Search code examples
c++rrcpp

Rcpp fast statistical mode function with vector input of any type


I'm trying to build a super fast mode function for R to use for aggregating large categorical datasets. The function should take vector input of all supported R types and return the mode. I have read This post, This Help-page and others, but I was not able to make the function take in all R data types. My code now works for numeric vectors, I am relying on Rcpp sugar wrapper functions:

#include <Rcpp.h>

using namespace Rcpp;

// [[Rcpp::export]]
int Mode(NumericVector x, bool narm = false) 
{
    if (narm) x = x[!is_na(x)];
    NumericVector ux = unique(x);
    int y = ux[which_max(table(match(x, ux)))];
    return y;
}

In addition I was wondering if the 'narm' argument can be renamed 'na.rm' without giving errors, and of course if there is a faster way to code a mode function in C++, I would be grateful to know about it.


Solution

  • In order to make the function work for any vector input, you could implement @JosephWood's algorithm for any data type you want to support and call it from a switch(TYPEOF(x)). But that would be lots of code duplication. Instead, it is better to make a generic function that can work on any Vector<RTYPE> argument. If we follow R's paradigm that everything is a vector and let the function also return a Vector<RTYPE>, then we can make use of RCPP_RETURN_VECTOR. Note that we need C++11 to be able to pass additional arguments to the function called by RCPP_RETURN_VECTOR. One tricky thing is that you need the storage type for Vector<RTYPE> in order to create a suitable std::unordered_map. Here Rcpp::traits::storage_type<RTYPE>::type comes to the rescue. However, std::unordered_map does not know how to deal with complex numbers from R. For simplicity, I am disabling this special case.

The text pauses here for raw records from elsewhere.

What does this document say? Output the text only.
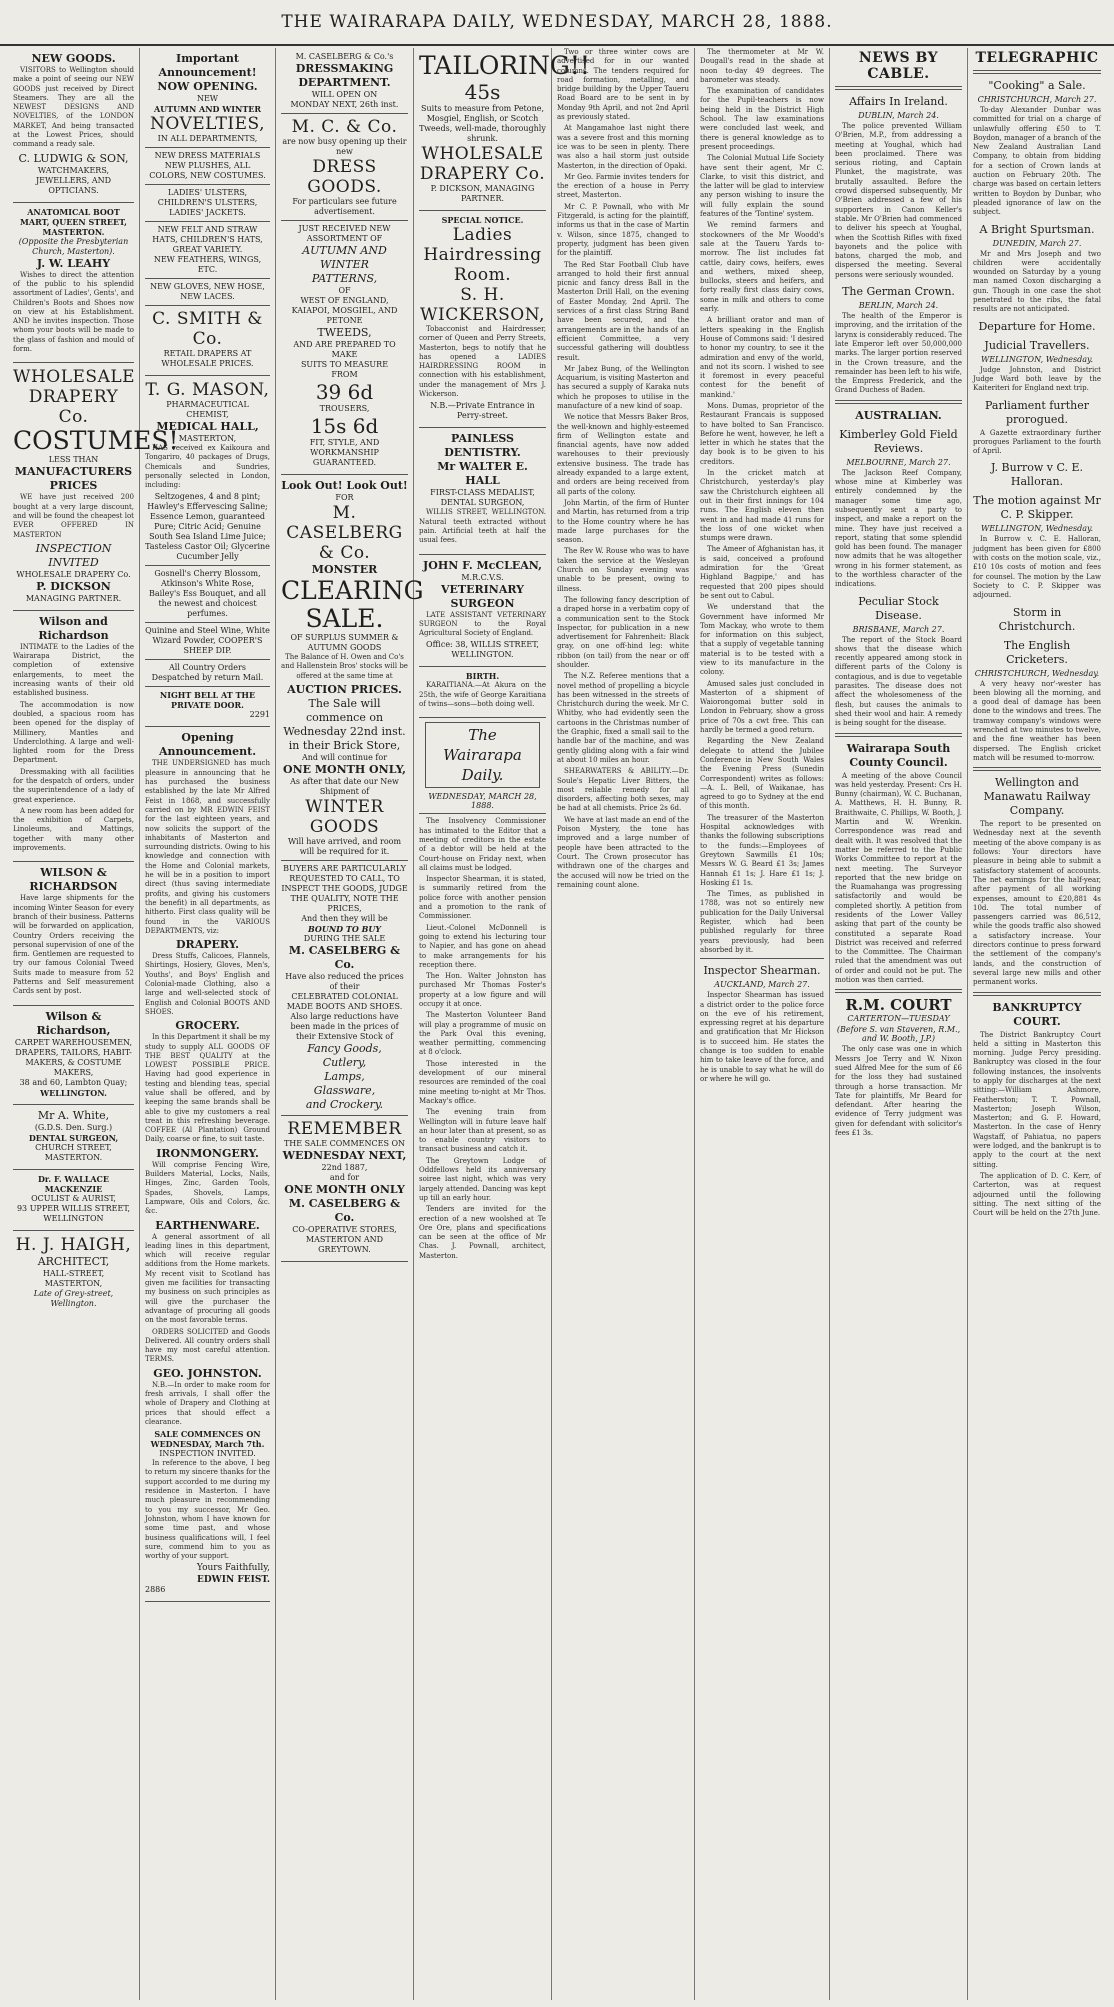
THE WAIRARAPA DAILY, WEDNESDAY, MARCH 28, 1888.
NEW GOODS.
VISITORS to Wellington should make a point of seeing our NEW GOODS just received by Direct Steamers. They are all the NEWEST DESIGNS AND NOVELTIES, of the LONDON MARKET, And being transacted at the Lowest Prices, should command a ready sale.
C. LUDWIG & SON,
WATCHMAKERS, JEWELLERS, AND OPTICIANS.
ANATOMICAL BOOT MART, QUEEN STREET, MASTERTON.
(Opposite the Presbyterian Church, Masterton).
J. W. LEAHY
Wishes to direct the attention of the public to his splendid assortment of Ladies', Gents', and Children's Boots and Shoes now on view at his Establishment. AND he invites inspection. Those whom your boots will be made to the glass of fashion and mould of form.
WHOLESALE
DRAPERY Co.
COSTUMES!
LESS THAN
MANUFACTURERS
PRICES
WE have just received 200 bought at a very large discount, and will be found the cheapest lot EVER OFFERED IN MASTERTON
INSPECTION
INVITED
WHOLESALE DRAPERY Co.
P. DICKSON
MANAGING PARTNER.
Wilson and Richardson
INTIMATE to the Ladies of the Wairarapa District, the completion of extensive enlargements, to meet the increasing wants of their old established business.
The accommodation is now doubled, a spacious room has been opened for the display of Millinery, Mantles and Underclothing. A large and well-lighted room for the Dress Department.
Dressmaking with all facilities for the despatch of orders, under the superintendence of a lady of great experience.
A new room has been added for the exhibition of Carpets, Linoleums, and Mattings, together with many other improvements.
WILSON & RICHARDSON
Have large shipments for the incoming Winter Season for every branch of their business. Patterns will be forwarded on application, Country Orders receiving the personal supervision of one of the firm. Gentlemen are requested to try our famous Colonial Tweed Suits made to measure from 52 Patterns and Self measurement Cards sent by post.
Wilson & Richardson,
CARPET WAREHOUSEMEN, DRAPERS, TAILORS, HABIT-MAKERS, & COSTUME MAKERS,
38 and 60, Lambton Quay;
WELLINGTON.
Mr A. White,
(G.D.S. Den. Surg.)
DENTAL SURGEON,
CHURCH STREET, MASTERTON.
Dr. F. WALLACE MACKENZIE
OCULIST & AURIST,
93 UPPER WILLIS STREET, WELLINGTON
H. J. HAIGH,
ARCHITECT,
HALL-STREET, MASTERTON,
Late of Grey-street, Wellington.
Important Announcement!
NOW OPENING.
NEW
AUTUMN AND WINTER
NOVELTIES,
IN ALL DEPARTMENTS,
NEW DRESS MATERIALS NEW PLUSHES, ALL COLORS, NEW COSTUMES.
LADIES' ULSTERS, CHILDREN'S ULSTERS, LADIES' JACKETS.
NEW FELT AND STRAW HATS, CHILDREN'S HATS, GREAT VARIETY.
NEW FEATHERS, WINGS, ETC.
NEW GLOVES, NEW HOSE, NEW LACES.
C. SMITH & Co.
RETAIL DRAPERS AT WHOLESALE PRICES.
T. G. MASON,
PHARMACEUTICAL CHEMIST,
MEDICAL HALL,
MASTERTON,
HAS received ex Kaikoura and Tongariro, 40 packages of Drugs, Chemicals and Sundries, personally selected in London, including:
Seltzogenes, 4 and 8 pint; Hawley's Effervescing Saline; Essence Lemon, guaranteed Pure; Citric Acid; Genuine South Sea Island Lime Juice; Tasteless Castor Oil; Glycerine Cucumber Jelly
Gosnell's Cherry Blossom, Atkinson's White Rose, Bailey's Ess Bouquet, and all the newest and choicest perfumes.
Quinine and Steel Wine, White Wizard Powder, COOPER'S SHEEP DIP.
All Country Orders Despatched by return Mail.
NIGHT BELL AT THE PRIVATE DOOR.
2291
Opening Announcement.
THE UNDERSIGNED has much pleasure in announcing that he has purchased the business established by the late Mr Alfred Feist in 1868, and successfully carried on by MR EDWIN FEIST for the last eighteen years, and now solicits the support of the inhabitants of Masterton and surrounding districts. Owing to his knowledge and connection with the Home and Colonial markets, he will be in a position to import direct (thus saving intermediate profits, and giving his customers the benefit) in all departments, as hitherto. First class quality will be found in the VARIOUS DEPARTMENTS, viz:
DRAPERY.
Dress Stuffs, Calicoes, Flannels, Shirtings, Hosiery, Gloves, Men's, Youths', and Boys' English and Colonial-made Clothing, also a large and well-selected stock of English and Colonial BOOTS AND SHOES.
GROCERY.
In this Department it shall be my study to supply ALL GOODS OF THE BEST QUALITY at the LOWEST POSSIBLE PRICE. Having had good experience in testing and blending teas, special value shall be offered, and by keeping the same brands shall be able to give my customers a real treat in this refreshing beverage. COFFEE (Al Plantation) Ground Daily, coarse or fine, to suit taste.
IRONMONGERY.
Will comprise Fencing Wire, Builders Material, Locks, Nails, Hinges, Zinc, Garden Tools, Spades, Shovels, Lamps, Lampware, Oils and Colors, &c. &c.
EARTHENWARE.
A general assortment of all leading lines in this department, which will receive regular additions from the Home markets. My recent visit to Scotland has given me facilities for transacting my business on such principles as will give the purchaser the advantage of procuring all goods on the most favorable terms.
ORDERS SOLICITED and Goods Delivered. All country orders shall have my most careful attention. TERMS.
GEO. JOHNSTON.
N.B.—In order to make room for fresh arrivals, I shall offer the whole of Drapery and Clothing at prices that should effect a clearance.
SALE COMMENCES ON WEDNESDAY, March 7th.
INSPECTION INVITED.
In reference to the above, I beg to return my sincere thanks for the support accorded to me during my residence in Masterton. I have much pleasure in recommending to you my successor, Mr Geo. Johnston, whom I have known for some time past, and whose business qualifications will, I feel sure, commend him to you as worthy of your support.
Yours Faithfully,
EDWIN FEIST.
2886
M. CASELBERG & Co.'s
DRESSMAKING
DEPARTMENT.
WILL OPEN ON
MONDAY NEXT, 26th inst.
M. C. & Co.
are now busy opening up their new
DRESS GOODS.
For particulars see future advertisement.
JUST RECEIVED NEW ASSORTMENT OF
AUTUMN AND WINTER
PATTERNS,
OF
WEST OF ENGLAND, KAIAPOI, MOSGIEL, AND PETONE
TWEEDS,
AND ARE PREPARED TO MAKE
SUITS TO MEASURE
FROM
39 6d
TROUSERS,
15s 6d
FIT, STYLE, AND WORKMANSHIP GUARANTEED.
Look Out! Look Out!
FOR
M. CASELBERG & Co.
MONSTER
CLEARING
SALE.
OF SURPLUS SUMMER & AUTUMN GOODS
The Balance of H. Owen and Co's and Hallenstein Bros' stocks will be offered at the same time at
AUCTION PRICES.
The Sale will commence on Wednesday 22nd inst.
in their Brick Store,
And will continue for
ONE MONTH ONLY,
As after that date our New Shipment of
WINTER GOODS
Will have arrived, and room will be required for it.
BUYERS ARE PARTICULARLY REQUESTED TO CALL, TO INSPECT THE GOODS, JUDGE THE QUALITY, NOTE THE PRICES,
And then they will be
BOUND TO BUY
DURING THE SALE
M. CASELBERG & Co.
Have also reduced the prices of their
CELEBRATED COLONIAL MADE BOOTS AND SHOES.
Also large reductions have been made in the prices of their Extensive Stock of
Fancy Goods,
Cutlery,
Lamps,
Glassware,
and Crockery.
REMEMBER
THE SALE COMMENCES ON
WEDNESDAY NEXT,
22nd 1887,
and for
ONE MONTH ONLY
M. CASELBERG & Co.
CO-OPERATIVE STORES,
MASTERTON AND GREYTOWN.
TAILORING!!
45s
Suits to measure from Petone, Mosgiel, English, or Scotch Tweeds, well-made, thoroughly shrunk.
WHOLESALE DRAPERY Co.
P. DICKSON, MANAGING PARTNER.
SPECIAL NOTICE.
Ladies Hairdressing Room.
S. H. WICKERSON,
Tobacconist and Hairdresser, corner of Queen and Perry Streets, Masterton, begs to notify that he has opened a LADIES HAIRDRESSING ROOM in connection with his establishment, under the management of Mrs J. Wickerson.
N.B.—Private Entrance in Perry-street.
PAINLESS DENTISTRY.
Mr WALTER E. HALL
FIRST-CLASS MEDALIST, DENTAL SURGEON,
WILLIS STREET, WELLINGTON. Natural teeth extracted without pain. Artificial teeth at half the usual fees.
JOHN F. McCLEAN,
M.R.C.V.S.
VETERINARY SURGEON
LATE ASSISTANT VETERINARY SURGEON to the Royal Agricultural Society of England.
Office: 38, WILLIS STREET, WELLINGTON.
BIRTH.
KARAITIANA.—At Akura on the 25th, the wife of George Karaitiana of twins—sons—both doing well.
The Wairarapa Daily.
WEDNESDAY, MARCH 28, 1888.
The Insolvency Commissioner has intimated to the Editor that a meeting of creditors in the estate of a debtor will be held at the Court-house on Friday next, when all claims must be lodged.
Inspector Shearman, it is stated, is summarily retired from the police force with another pension and a promotion to the rank of Commissioner.
Lieut.-Colonel McDonnell is going to extend his lecturing tour to Napier, and has gone on ahead to make arrangements for his reception there.
The Hon. Walter Johnston has purchased Mr Thomas Foster's property at a low figure and will occupy it at once.
The Masterton Volunteer Band will play a programme of music on the Park Oval this evening, weather permitting, commencing at 8 o'clock.
Those interested in the development of our mineral resources are reminded of the coal mine meeting to-night at Mr Thos. Mackay's office.
The evening train from Wellington will in future leave half an hour later than at present, so as to enable country visitors to transact business and catch it.
The Greytown Lodge of Oddfellows held its anniversary soiree last night, which was very largely attended. Dancing was kept up till an early hour.
Tenders are invited for the erection of a new woolshed at Te Ore Ore, plans and specifications can be seen at the office of Mr Chas. J. Pownall, architect, Masterton.
Two or three winter cows are advertised for in our wanted columns. The tenders required for road formation, metalling, and bridge building by the Upper Taueru Road Board are to be sent in by Monday 9th April, and not 2nd April as previously stated.
At Mangamahoe last night there was a severe frost and this morning ice was to be seen in plenty. There was also a hail storm just outside Masterton, in the direction of Opaki.
Mr Geo. Farmie invites tenders for the erection of a house in Perry street, Masterton.
Mr C. P. Pownall, who with Mr Fitzgerald, is acting for the plaintiff, informs us that in the case of Martin v. Wilson, since 1875, changed to property, judgment has been given for the plaintiff.
The Red Star Football Club have arranged to hold their first annual picnic and fancy dress Ball in the Masterton Drill Hall, on the evening of Easter Monday, 2nd April. The services of a first class String Band have been secured, and the arrangements are in the hands of an efficient Committee, a very successful gathering will doubtless result.
Mr Jabez Bung, of the Wellington Acquarium, is visiting Masterton and has secured a supply of Karaka nuts which he proposes to utilise in the manufacture of a new kind of soap.
We notice that Messrs Baker Bros, the well-known and highly-esteemed firm of Wellington estate and financial agents, have now added warehouses to their previously extensive business. The trade has already expanded to a large extent, and orders are being received from all parts of the colony.
John Martin, of the firm of Hunter and Martin, has returned from a trip to the Home country where he has made large purchases for the season.
The Rev W. Rouse who was to have taken the service at the Wesleyan Church on Sunday evening was unable to be present, owing to illness.
The following fancy description of a draped horse in a verbatim copy of a communication sent to the Stock Inspector, for publication in a new advertisement for Fahrenheit: Black gray, on one off-hind leg: white ribbon (on tail) from the near or off shoulder.
The N.Z. Referee mentions that a novel method of propelling a bicycle has been witnessed in the streets of Christchurch during the week. Mr C. Whitby, who had evidently seen the cartoons in the Christmas number of the Graphic, fixed a small sail to the handle bar of the machine, and was gently gliding along with a fair wind at about 10 miles an hour.
SHEARWATERS & ABILITY.—Dr. Soule's Hepatic Liver Bitters, the most reliable remedy for all disorders, affecting both sexes, may be had at all chemists. Price 2s 6d.
We have at last made an end of the Poison Mystery, the tone has improved and a large number of people have been attracted to the Court. The Crown prosecutor has withdrawn one of the charges and the accused will now be tried on the remaining count alone.
The thermometer at Mr W. Dougall's read in the shade at noon to-day 49 degrees. The barometer was steady.
The examination of candidates for the Pupil-teachers is now being held in the District High School. The law examinations were concluded last week, and there is general knowledge as to present proceedings.
The Colonial Mutual Life Society have sent their agent, Mr C. Clarke, to visit this district, and the latter will be glad to interview any person wishing to insure the will fully explain the sound features of the 'Tontine' system.
We remind farmers and stockowners of the Mr Woodd's sale at the Taueru Yards to-morrow. The list includes fat cattle, dairy cows, heifers, ewes and wethers, mixed sheep, bullocks, steers and heifers, and forty really first class dairy cows, some in milk and others to come early.
A brilliant orator and man of letters speaking in the English House of Commons said: 'I desired to honor my country, to see it the admiration and envy of the world, and not its scorn. I wished to see it foremost in every peaceful contest for the benefit of mankind.'
Mons. Dumas, proprietor of the Restaurant Francais is supposed to have bolted to San Francisco. Before he went, however, he left a letter in which he states that the day book is to be given to his creditors.
In the cricket match at Christchurch, yesterday's play saw the Christchurch eighteen all out in their first innings for 104 runs. The English eleven then went in and had made 41 runs for the loss of one wicket when stumps were drawn.
The Ameer of Afghanistan has, it is said, conceived a profound admiration for the 'Great Highland Bagpipe,' and has requested that 200 pipes should be sent out to Cabul.
We understand that the Government have informed Mr Tom Mackay, who wrote to them for information on this subject, that a supply of vegetable tanning material is to be tested with a view to its manufacture in the colony.
Amused sales just concluded in Masterton of a shipment of Waiorongomai butter sold in London in February, show a gross price of 70s a cwt free. This can hardly be termed a good return.
Regarding the New Zealand delegate to attend the Jubilee Conference in New South Wales the Evening Press (Sunedin Correspondent) writes as follows:—A. L. Bell, of Waikanae, has agreed to go to Sydney at the end of this month.
The treasurer of the Masterton Hospital acknowledges with thanks the following subscriptions to the funds:—Employees of Greytown Sawmills £1 10s; Messrs W. G. Beard £1 3s; James Hannah £1 1s; J. Hare £1 1s; J. Hosking £1 1s.
The Times, as published in 1788, was not so entirely new publication for the Daily Universal Register, which had been published regularly for three years previously, had been absorbed by it.
Inspector Shearman.
AUCKLAND, March 27.
Inspector Shearman has issued a district order to the police force on the eve of his retirement, expressing regret at his departure and gratification that Mr Hickson is to succeed him. He states the change is too sudden to enable him to take leave of the force, and he is unable to say what he will do or where he will go.
NEWS BY CABLE.
Affairs In Ireland.
DUBLIN, March 24.
The police prevented William O'Brien, M.P., from addressing a meeting at Youghal, which had been proclaimed. There was serious rioting, and Captain Plunket, the magistrate, was brutally assaulted. Before the crowd dispersed subsequently, Mr O'Brien addressed a few of his supporters in Canon Keller's stable. Mr O'Brien had commenced to deliver his speech at Youghal, when the Scottish Rifles with fixed bayonets and the police with batons, charged the mob, and dispersed the meeting. Several persons were seriously wounded.
The German Crown.
BERLIN, March 24.
The health of the Emperor is improving, and the irritation of the larynx is considerably reduced. The late Emperor left over 50,000,000 marks. The larger portion reserved in the Crown treasure, and the remainder has been left to his wife, the Empress Frederick, and the Grand Duchess of Baden.
AUSTRALIAN.
Kimberley Gold Field Reviews.
MELBOURNE, March 27.
The Jackson Reef Company, whose mine at Kimberley was entirely condemned by the manager some time ago, subsequently sent a party to inspect, and make a report on the mine. They have just received a report, stating that some splendid gold has been found. The manager now admits that he was altogether wrong in his former statement, as to the worthless character of the indications.
Peculiar Stock Disease.
BRISBANE, March 27.
The report of the Stock Board shows that the disease which recently appeared among stock in different parts of the Colony is contagious, and is due to vegetable parasites. The disease does not affect the wholesomeness of the flesh, but causes the animals to shed their wool and hair. A remedy is being sought for the disease.
Wairarapa South County Council.
A meeting of the above Council was held yesterday. Present: Crs H. Bunny (chairman), W. C. Buchanan, A. Matthews, H. H. Bunny, R. Braithwaite, C. Phillips, W. Booth, J. Martin and W. Wrenkin. Correspondence was read and dealt with. It was resolved that the matter be referred to the Public Works Committee to report at the next meeting. The Surveyor reported that the new bridge on the Ruamahanga was progressing satisfactorily and would be completed shortly. A petition from residents of the Lower Valley asking that part of the county be constituted a separate Road District was received and referred to the Committee. The Chairman ruled that the amendment was out of order and could not be put. The motion was then carried.
R.M. COURT
CARTERTON—TUESDAY
(Before S. van Staveren, R.M., and W. Booth, J.P.)
The only case was one in which Messrs Joe Terry and W. Nixon sued Alfred Mee for the sum of £6 for the loss they had sustained through a horse transaction. Mr Tate for plaintiffs, Mr Beard for defendant. After hearing the evidence of Terry judgment was given for defendant with solicitor's fees £1 3s.
TELEGRAPHIC
"Cooking" a Sale.
CHRISTCHURCH, March 27.
To-day Alexander Dunbar was committed for trial on a charge of unlawfully offering £50 to T. Boydon, manager of a branch of the New Zealand Australian Land Company, to obtain from bidding for a section of Crown lands at auction on February 20th. The charge was based on certain letters written to Boydon by Dunbar, who pleaded ignorance of law on the subject.
A Bright Spurtsman.
DUNEDIN, March 27.
Mr and Mrs Joseph and two children were accidentally wounded on Saturday by a young man named Coxon discharging a gun. Though in one case the shot penetrated to the ribs, the fatal results are not anticipated.
Departure for Home.
Judicial Travellers.
WELLINGTON, Wednesday.
Judge Johnston, and District Judge Ward both leave by the Kaiteriteri for England next trip.
Parliament further prorogued.
A Gazette extraordinary further prorogues Parliament to the fourth of April.
J. Burrow v C. E. Halloran.
The motion against Mr C. P. Skipper.
WELLINGTON, Wednesday.
In Burrow v. C. E. Halloran, judgment has been given for £800 with costs on the motion scale, viz., £10 10s costs of motion and fees for counsel. The motion by the Law Society to C. P. Skipper was adjourned.
Storm in Christchurch.
The English Cricketers.
CHRISTCHURCH, Wednesday.
A very heavy nor'-wester has been blowing all the morning, and a good deal of damage has been done to the windows and trees. The tramway company's windows were wrenched at two minutes to twelve, and the fine weather has been dispersed. The English cricket match will be resumed to-morrow.
Wellington and Manawatu Railway Company.
The report to be presented on Wednesday next at the seventh meeting of the above company is as follows: Your directors have pleasure in being able to submit a satisfactory statement of accounts. The net earnings for the half-year, after payment of all working expenses, amount to £20,881 4s 10d. The total number of passengers carried was 86,512, while the goods traffic also showed a satisfactory increase. Your directors continue to press forward the settlement of the company's lands, and the construction of several large new mills and other permanent works.
BANKRUPTCY COURT.
The District Bankruptcy Court held a sitting in Masterton this morning. Judge Percy presiding. Bankruptcy was closed in the four following instances, the insolvents to apply for discharges at the next sitting:—William Ashmore, Featherston; T. T. Pownall, Masterton; Joseph Wilson, Masterton; and G. F. Howard, Masterton. In the case of Henry Wagstaff, of Pahiatua, no papers were lodged, and the bankrupt is to apply to the court at the next sitting.
The application of D. C. Kerr, of Carterton, was at request adjourned until the following sitting. The next sitting of the Court will be held on the 27th June.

    Putting it all together:

    #include <Rcpp.h>
    using namespace Rcpp ;
    
    // [[Rcpp::plugins(cpp11)]]
    #include <unordered_map>
    
    template <int RTYPE>
    Vector<RTYPE> fastModeImpl(Vector<RTYPE> x, bool narm){
      if (narm) x = x[!is_na(x)];
      int myMax = 1;
      Vector<RTYPE> myMode(1);
      // special case for factors == INTSXP with "class" and "levels" attribute
      if (x.hasAttribute("levels")){
        myMode.attr("class") = x.attr("class");
        myMode.attr("levels") = x.attr("levels");
      }
      std::unordered_map<typename Rcpp::traits::storage_type<RTYPE>::type, int> modeMap;
      modeMap.reserve(x.size());
    
      for (std::size_t i = 0, len = x.size(); i < len; ++i) {
        auto it = modeMap.find(x[i]);
    
        if (it != modeMap.end()) {
          ++(it->second);
          if (it->second > myMax) {
            myMax = it->second;
            myMode[0] = x[i];
          }
        } else {
          modeMap.insert({x[i], 1});
        }
      }
    
      return myMode;
    }
    
    template <>
    Vector<CPLXSXP> fastModeImpl(Vector<CPLXSXP> x, bool narm) {
      stop("Not supported SEXP type!");
    }
    
    // [[Rcpp::export]]
    SEXP fastMode( SEXP x, bool narm = false ){
      RCPP_RETURN_VECTOR(fastModeImpl, x, narm);
    }
    
    /*** R
    set.seed(1234)
    s <- sample(1e5, replace = TRUE)
    fastMode(s)
    fastMode(s + 0.1)
    l <- sample(c(TRUE, FALSE), 11, replace = TRUE) 
    fastMode(l)
    c <- sample(letters, 1e5, replace = TRUE)
    fastMode(c)
    f <- as.factor(c)
    fastMode(f) 
    */
    

    Output:

    > set.seed(1234)
    
    > s <- sample(1e5, replace = TRUE)
    
    > fastMode(s)
    [1] 85433
    
    > fastMode(s + 0.1)
    [1] 85433.1
    
    > l <- sample(c(TRUE, FALSE), 11, replace = TRUE) 
    
    > fastMode(l)
    [1] TRUE
    
    > c <- sample(letters, 1e5, replace = TRUE)
    
    > fastMode(c)
    [1] "z"
    
    > f <- as.factor(c)
    
    > fastMode(f) 
    [1] z
    Levels: a b c d e f g h i j k l m n o p q r s t u v w x y z
    

    As noted above, the used algorithm comes from Joseph Wood's answer, which has been explicitly dual-licensed under CC-BY-SA and GPL >= 2. I am following Joseph and hereby license the code in this answer under the GPL (version 2 or later) in addition to the implicit CC-BY-SA license.